「ヒトゴロシ・イロイロ」
その言葉を、私は、今は亡き作家の井上ひさしさんから教わった。
「ヒトゴロシ」とは「1564」のこと。「イロイロ」は「1616」で、これはイギリス(イングランド)の生んだ大劇作家ウィリアム・シェイクスピアの生まれた年と死んだ年を表している。
シェイクスピアは、けっして殺人事件(ヒトゴロシ)のドラマばかりを書いたわけではない。
が、『ロミオとジュリエット』や『ハムレット』にしろ、『オセロ』『リア王』『マクベス』にしろ、『ジュリアス・シーザー』や『アントニーとクレオパトラ』にしろ、確かに多くの登場人物が次々と死んでゆくわけで、シェイクスピアは史上最も多くの「ヒトゴロシ」を「イロイロ」やってのけた劇作家と言えそうだ。
その人類史上最高の劇作家とも言われるシェイクスピアの、今年(2016年)は没後400年の記念の年にあたる。
もっとも、それがあまり騒がれないのは、イギリスでは4年前の2012年ロンドン・オリンピックの開会式でシェイクスピアの『テンペスト(あらし)』に基づく開会式が行われたり、文化プログラムとして手話を含む世界37か国語によるシェイクスピア戯曲の連続上演が行われるなど、特に「記念の年」など関係なく、シェイクスピア戯曲は常に上演され、多くの人々に日常的に楽しまれているため、と言えそうだ。

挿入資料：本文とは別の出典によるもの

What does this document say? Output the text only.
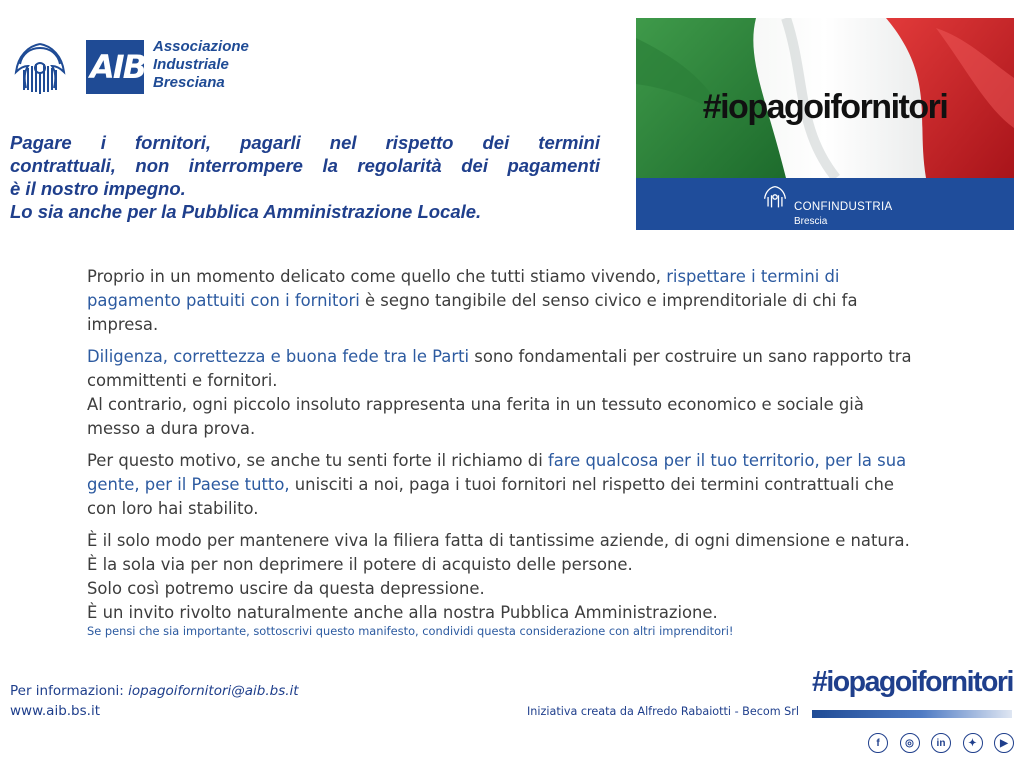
AIB
Associazione
Industriale
Bresciana
Pagare i fornitori, pagarli nel rispetto dei termini
contrattuali, non interrompere la regolarità dei pagamenti
è il nostro impegno.
Lo sia anche per la Pubblica Amministrazione Locale.
#iopagoifornitori
CONFINDUSTRIA
Brescia

Proprio in un momento delicato come quello che tutti stiamo vivendo, rispettare i termini di pagamento pattuiti con i fornitori è segno tangibile del senso civico e imprenditoriale di chi fa impresa.

Diligenza, correttezza e buona fede tra le Parti sono fondamentali per costruire un sano rapporto tra committenti e fornitori.
Al contrario, ogni piccolo insoluto rappresenta una ferita in un tessuto economico e sociale già messo a dura prova.

Per questo motivo, se anche tu senti forte il richiamo di fare qualcosa per il tuo territorio, per la sua gente, per il Paese tutto, unisciti a noi, paga i tuoi fornitori nel rispetto dei termini contrattuali che con loro hai stabilito.

È il solo modo per mantenere viva la filiera fatta di tantissime aziende, di ogni dimensione e natura.
È la sola via per non deprimere il potere di acquisto delle persone.
Solo così potremo uscire da questa depressione.
È un invito rivolto naturalmente anche alla nostra Pubblica Amministrazione.

Se pensi che sia importante, sottoscrivi questo manifesto, condividi questa considerazione con altri imprenditori!
Per informazioni: iopagoifornitori@aib.bs.it
www.aib.bs.it	Iniziativa creata da Alfredo Rabaiotti - Becom Srl
#iopagoifornitori
f	◎	in	✦	▶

映画も多く、最近ジャスティン・カーゼル監督による『マクベス』のが封切られたが、DVDではいつでもシェイクスピアを楽しむことができ、オーソン・ウェルズ監督・主演の『マクベス』もあれば、鬼才ポランスキー監督の『マクベス』もある。
また黒澤明監督の映画『蜘蛛之巣城』は、舞台をスコットランドから戦国時代の日本に移しただけで、中味はシェイクスピアの『マクベス』そのもの。
最後に何本もの矢に刺されて壮絶な死を遂げる三船敏郎のマクベスも見事だが、夫を殺人に導いて最後は狂気のうちに死ぬマクベス夫人の山田五十鈴や、妖しい予言を告げる魔女役の浪花千栄子など、原作を知らずに見た人は、実在した戦国武将の哀れな実話と見紛うほどのリアリティを感じるに違いない。
黒澤明監督は、『リア王』を翻案した仲代達矢主演の映画『乱』でも、舞台を戦国時代の日本に置き換えて見事にシェイクスピアの創り出した人間模様を描いた。
また、つい最近亡くなった演出家の蜷川幸雄も、台詞や人物設定はシェイクスピアの書いたまま、時代設定(舞台や衣裳)だけを安土桃山時代に移した『NINAGAWAマクベス』で世界的に高い評価を受けた。
映画は他にもフランコ・ゼッフィレッリ監督でエリザベス・テイラーとリチャード・バートンが共演した『じゃじゃ馬ならし』や、15歳のオリヴィア・ハッセーが可憐な少女を美事に演じた『ロミオとジュリエット』。
同じ物語を高層ビルの谷間でアロハ・シャツを着た若者たちが銃撃戦を展開する現代の若者の悲劇に描いたバズ・ラーマン監督レオナルド・ディカプリオ主演の映画もある。
いや、忘れてならないのは、名優ローレンス・オリヴィエ主演の『ハムレット』……などなど。
シェイクスピアとは、400年の時間を越え、空間も超えて洋の東西を問わず、どんな形で何処にでも姿を現す存在なのだ。